The city’s Department of Consumer Affairs is calling on the public to report instances of suspected price gouging while shopping for Passover goods.
"We will be ready to respond to any complaints we receive about vendors who may be taking advantage of the holiday," DCA Commissioner Gretchen Dykstra announced Sunday.
Shoppers who feel that prices have been inflated at a particular venue may call the cityís new citizen service hotline at 311. DCA inspectors will investigate through April 24, the last day of Passover.
Jacking up prices of Passover items as demand increases, though widely considered unethical, is not against the law. But investigators who visit stores suspected of price gouging may find other violations, such as improper or missing labels, or inaccurately calibrated scales, that may result in fines ranging from $25 to $100, said an assistant DCA commissioner, Pauline Toole.
"The pattern of enforcement has indicated that the chances are good there will be a violation of some sort," said Toole.
This is the second consecutive year that DCA has suspended the annual Passover price survey of food items it had conducted since 1990.
The survey, initiated by former Commissioner Mark Green in response to consumer complaints, compared prices for a sample basket of Passover staples such as matzah, grape juice and gefilte fish, providing consumers with a baseline. It also compared prices by borough, as well as between supermarkets and independent grocers.
At one point, the agency even distributed palm cards bearing median prices.
In recent years, the surveys showed that while costs increased each year, there was no significant increase immediately before or during the holiday. That finding has caused DCA to reconsider the survey.
"It took an enormous amount of staff," said Toole. "We decided it was more important to have our inspectors out there doing enforcement."

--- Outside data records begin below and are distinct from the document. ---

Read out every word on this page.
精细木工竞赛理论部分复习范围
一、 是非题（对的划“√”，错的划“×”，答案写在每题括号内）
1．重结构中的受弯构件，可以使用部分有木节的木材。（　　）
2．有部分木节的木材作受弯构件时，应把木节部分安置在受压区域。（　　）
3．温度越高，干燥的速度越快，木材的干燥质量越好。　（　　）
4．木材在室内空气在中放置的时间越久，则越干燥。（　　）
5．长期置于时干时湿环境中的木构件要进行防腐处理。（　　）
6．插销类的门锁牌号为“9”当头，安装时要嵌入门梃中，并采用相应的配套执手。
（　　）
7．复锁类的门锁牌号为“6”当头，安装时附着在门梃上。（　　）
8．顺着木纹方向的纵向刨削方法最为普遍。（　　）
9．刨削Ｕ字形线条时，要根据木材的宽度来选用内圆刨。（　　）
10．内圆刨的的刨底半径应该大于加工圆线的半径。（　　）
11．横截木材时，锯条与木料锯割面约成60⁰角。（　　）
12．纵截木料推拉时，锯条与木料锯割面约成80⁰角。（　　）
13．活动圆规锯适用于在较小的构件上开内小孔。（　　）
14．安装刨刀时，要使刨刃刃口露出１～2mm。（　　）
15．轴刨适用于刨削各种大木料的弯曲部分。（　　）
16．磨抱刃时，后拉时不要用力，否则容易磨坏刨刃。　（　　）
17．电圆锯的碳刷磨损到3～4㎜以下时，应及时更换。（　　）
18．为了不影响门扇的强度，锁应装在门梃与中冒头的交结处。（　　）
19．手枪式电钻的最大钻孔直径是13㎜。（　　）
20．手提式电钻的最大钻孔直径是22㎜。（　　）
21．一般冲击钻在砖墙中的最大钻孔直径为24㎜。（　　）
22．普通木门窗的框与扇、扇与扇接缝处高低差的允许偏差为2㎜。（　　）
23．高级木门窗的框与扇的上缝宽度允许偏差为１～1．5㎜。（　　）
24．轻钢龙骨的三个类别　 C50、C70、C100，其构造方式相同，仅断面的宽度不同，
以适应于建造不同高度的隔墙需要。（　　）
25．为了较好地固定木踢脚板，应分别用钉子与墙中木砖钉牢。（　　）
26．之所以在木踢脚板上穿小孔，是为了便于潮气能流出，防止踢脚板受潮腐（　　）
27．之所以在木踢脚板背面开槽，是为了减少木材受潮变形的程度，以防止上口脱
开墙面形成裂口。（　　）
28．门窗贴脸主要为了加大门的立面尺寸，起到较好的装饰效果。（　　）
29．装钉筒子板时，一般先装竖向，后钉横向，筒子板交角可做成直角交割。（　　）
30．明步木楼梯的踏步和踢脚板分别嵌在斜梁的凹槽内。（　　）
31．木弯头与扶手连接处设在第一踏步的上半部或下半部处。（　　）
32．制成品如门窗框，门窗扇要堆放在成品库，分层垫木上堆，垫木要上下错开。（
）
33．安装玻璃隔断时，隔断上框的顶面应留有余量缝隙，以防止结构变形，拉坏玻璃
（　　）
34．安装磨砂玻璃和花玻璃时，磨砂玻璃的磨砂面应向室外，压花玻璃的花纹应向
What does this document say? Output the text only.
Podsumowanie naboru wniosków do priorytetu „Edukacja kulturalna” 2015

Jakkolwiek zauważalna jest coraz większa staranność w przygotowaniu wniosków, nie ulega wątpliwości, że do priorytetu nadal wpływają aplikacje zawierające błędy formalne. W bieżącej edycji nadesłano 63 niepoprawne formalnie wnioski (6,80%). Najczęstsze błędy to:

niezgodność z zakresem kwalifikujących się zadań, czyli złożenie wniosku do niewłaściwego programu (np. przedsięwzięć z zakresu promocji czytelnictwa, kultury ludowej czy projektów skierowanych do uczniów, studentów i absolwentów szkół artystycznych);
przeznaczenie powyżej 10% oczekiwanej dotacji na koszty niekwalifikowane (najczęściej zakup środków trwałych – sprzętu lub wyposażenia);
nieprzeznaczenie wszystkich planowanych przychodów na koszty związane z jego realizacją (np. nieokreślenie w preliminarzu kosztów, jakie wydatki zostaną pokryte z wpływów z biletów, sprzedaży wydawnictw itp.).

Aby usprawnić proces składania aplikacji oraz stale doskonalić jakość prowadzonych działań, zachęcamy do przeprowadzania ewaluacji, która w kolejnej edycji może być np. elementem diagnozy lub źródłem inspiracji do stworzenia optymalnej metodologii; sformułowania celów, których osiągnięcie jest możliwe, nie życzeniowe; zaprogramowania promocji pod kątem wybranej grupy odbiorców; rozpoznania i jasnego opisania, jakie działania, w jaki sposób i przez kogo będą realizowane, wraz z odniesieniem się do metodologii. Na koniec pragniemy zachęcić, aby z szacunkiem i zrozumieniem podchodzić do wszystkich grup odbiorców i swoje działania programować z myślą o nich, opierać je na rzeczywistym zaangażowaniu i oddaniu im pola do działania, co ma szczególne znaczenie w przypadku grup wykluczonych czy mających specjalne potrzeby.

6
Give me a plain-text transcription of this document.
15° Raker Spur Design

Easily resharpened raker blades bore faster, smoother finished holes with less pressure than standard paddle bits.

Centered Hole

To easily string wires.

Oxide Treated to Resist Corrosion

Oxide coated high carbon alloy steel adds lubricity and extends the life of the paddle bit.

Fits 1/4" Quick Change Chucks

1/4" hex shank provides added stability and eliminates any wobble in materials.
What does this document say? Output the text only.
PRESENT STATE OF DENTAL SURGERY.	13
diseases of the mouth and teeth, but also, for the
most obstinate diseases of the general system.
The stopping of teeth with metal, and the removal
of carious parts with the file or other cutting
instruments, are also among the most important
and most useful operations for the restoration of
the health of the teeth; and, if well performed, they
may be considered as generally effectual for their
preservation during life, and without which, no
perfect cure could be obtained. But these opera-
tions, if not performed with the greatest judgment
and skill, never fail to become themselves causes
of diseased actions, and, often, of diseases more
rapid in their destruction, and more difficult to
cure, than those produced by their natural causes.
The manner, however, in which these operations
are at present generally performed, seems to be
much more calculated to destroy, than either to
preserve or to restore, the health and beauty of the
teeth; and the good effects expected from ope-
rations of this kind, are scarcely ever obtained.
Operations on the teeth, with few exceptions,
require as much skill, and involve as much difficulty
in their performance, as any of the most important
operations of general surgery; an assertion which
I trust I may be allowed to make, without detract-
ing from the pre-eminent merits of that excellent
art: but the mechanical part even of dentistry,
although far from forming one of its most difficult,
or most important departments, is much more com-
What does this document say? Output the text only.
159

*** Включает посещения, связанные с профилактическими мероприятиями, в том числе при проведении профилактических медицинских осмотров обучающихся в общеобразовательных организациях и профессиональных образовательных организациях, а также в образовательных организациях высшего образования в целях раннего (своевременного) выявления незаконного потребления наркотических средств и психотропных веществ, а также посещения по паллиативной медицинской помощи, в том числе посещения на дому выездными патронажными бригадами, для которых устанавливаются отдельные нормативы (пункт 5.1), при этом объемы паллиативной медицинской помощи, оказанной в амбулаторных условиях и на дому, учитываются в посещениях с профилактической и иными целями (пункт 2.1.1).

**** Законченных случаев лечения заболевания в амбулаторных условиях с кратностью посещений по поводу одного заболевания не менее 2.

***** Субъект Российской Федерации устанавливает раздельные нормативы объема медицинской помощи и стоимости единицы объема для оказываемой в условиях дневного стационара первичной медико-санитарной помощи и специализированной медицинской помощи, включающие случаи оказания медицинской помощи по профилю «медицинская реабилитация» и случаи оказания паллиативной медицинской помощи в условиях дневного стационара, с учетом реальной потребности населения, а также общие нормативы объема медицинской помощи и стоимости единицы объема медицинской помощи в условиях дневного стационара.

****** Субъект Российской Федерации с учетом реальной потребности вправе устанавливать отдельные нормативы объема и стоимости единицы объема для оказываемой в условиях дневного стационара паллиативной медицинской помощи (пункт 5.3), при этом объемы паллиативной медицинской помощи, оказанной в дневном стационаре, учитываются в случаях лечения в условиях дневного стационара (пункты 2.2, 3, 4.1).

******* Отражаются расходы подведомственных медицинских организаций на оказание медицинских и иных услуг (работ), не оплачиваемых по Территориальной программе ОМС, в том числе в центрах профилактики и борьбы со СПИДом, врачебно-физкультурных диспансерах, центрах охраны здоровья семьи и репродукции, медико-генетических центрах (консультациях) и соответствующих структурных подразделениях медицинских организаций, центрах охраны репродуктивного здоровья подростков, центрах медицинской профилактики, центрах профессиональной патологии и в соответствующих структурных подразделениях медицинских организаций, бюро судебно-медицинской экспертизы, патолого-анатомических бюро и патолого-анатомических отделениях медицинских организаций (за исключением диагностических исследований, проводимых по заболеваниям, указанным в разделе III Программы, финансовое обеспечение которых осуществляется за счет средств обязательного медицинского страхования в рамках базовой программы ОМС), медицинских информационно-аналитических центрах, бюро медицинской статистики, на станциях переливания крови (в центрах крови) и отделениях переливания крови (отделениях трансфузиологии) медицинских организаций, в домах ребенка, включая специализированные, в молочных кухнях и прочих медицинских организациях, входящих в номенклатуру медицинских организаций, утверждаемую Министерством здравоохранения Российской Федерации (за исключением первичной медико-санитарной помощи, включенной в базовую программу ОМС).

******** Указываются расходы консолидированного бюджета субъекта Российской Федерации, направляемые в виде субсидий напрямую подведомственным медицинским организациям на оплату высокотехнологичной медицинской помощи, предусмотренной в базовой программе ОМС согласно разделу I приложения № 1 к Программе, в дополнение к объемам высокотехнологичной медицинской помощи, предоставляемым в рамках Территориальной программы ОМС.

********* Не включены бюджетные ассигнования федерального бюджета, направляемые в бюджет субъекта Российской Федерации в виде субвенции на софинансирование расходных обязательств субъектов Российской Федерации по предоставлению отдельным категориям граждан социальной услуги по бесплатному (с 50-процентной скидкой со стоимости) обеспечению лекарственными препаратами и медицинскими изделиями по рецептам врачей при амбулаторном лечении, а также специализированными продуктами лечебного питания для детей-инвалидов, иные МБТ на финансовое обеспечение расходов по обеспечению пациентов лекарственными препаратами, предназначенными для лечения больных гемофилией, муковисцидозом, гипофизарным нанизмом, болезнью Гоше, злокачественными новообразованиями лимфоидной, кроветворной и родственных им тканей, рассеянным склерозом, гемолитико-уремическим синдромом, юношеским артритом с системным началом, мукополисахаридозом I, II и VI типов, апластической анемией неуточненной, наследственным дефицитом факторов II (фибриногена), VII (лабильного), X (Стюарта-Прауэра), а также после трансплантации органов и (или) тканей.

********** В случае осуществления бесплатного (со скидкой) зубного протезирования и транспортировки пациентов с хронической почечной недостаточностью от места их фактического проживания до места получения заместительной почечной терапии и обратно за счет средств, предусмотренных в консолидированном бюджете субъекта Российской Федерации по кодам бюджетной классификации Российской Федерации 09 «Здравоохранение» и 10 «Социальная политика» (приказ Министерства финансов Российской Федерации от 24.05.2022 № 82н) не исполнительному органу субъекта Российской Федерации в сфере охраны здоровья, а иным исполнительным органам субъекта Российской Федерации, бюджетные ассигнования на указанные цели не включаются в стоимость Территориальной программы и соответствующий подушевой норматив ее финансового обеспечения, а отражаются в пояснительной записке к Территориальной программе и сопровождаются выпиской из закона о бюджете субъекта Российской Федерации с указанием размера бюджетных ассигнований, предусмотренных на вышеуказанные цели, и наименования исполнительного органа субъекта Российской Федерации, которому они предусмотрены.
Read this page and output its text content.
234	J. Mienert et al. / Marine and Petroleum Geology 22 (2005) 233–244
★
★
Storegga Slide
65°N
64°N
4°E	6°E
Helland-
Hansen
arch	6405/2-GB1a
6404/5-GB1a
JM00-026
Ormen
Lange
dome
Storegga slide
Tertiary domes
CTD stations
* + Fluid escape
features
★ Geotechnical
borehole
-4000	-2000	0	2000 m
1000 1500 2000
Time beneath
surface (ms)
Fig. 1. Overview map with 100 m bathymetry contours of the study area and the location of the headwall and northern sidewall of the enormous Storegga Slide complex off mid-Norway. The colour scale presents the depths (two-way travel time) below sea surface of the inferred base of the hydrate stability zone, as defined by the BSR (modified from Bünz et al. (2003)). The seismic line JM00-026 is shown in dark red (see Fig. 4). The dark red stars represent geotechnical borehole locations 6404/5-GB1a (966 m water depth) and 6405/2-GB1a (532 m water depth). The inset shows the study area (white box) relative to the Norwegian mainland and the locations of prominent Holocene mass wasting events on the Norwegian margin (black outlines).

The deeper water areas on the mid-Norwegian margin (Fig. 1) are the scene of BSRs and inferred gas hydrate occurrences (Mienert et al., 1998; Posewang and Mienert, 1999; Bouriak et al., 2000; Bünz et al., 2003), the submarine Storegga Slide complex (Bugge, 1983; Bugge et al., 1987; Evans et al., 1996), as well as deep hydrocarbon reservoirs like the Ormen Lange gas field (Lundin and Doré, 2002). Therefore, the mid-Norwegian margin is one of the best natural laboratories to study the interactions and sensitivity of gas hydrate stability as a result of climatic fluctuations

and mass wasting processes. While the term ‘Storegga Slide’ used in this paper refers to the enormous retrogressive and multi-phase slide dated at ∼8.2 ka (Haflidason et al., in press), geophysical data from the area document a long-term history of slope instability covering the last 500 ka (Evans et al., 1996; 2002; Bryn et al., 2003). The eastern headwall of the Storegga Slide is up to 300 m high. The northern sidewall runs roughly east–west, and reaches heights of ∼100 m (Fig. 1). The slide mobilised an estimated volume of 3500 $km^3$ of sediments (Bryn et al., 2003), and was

Green, who served as DCA commissioner under Mayor David Dinkins from 1990 to 1994, said that without an available comparison, kosher shoppers may find it difficult to determine if a price is exorbitant.
"Unless there is some kind of representative sampling before and during the seders, it’s hard to know if there is price gouging going on," he told The Jewish Week. "Prices were stabilized for several years. But if you don’t take price surveys, it’s hard to know if that’s still true. Resources willing, it would be great if they can continue it."
Toole said regular shoppers would know if they were being exploited.
"If you are observant, chances are you are doing your shopping every week," she said. "You know if prices are going up."
Another former DCA commissioner, Jules Polonetsky, said the Passover survey, which he oversaw during the second administration of Rudolph Giuliani from 1998 to 2000, had "lost much of its value."
Polonetsky noted that increased competition had prompted most merchants to offer matzah and other staples as "loss leaders" to lure shoppers with prices below cost.
"Often you can get matzah free or very cheap if you spend $100," said Polonetsky. "Prices always drop in the days before Passover, so people may want to wait until the last minute to do their shopping."
Queens City Councilman David Weprin, who joined Dykstra at her announcement Sunday, later suggested that the agency continue the survey in the future by utilizing volunteers.
"They could always use pro bono services from the Jewish community councils to help [gather the data]," said Weprin.
But he added that the agency "honestly believes this is the best way to deal with the issue."
"The survey was more of a spot check, not as accurate as it could have been," he said. "They are probably in a better position to do a detailed investigation if they come out to a store [in response to complaints] as opposed to doing a blanket survey."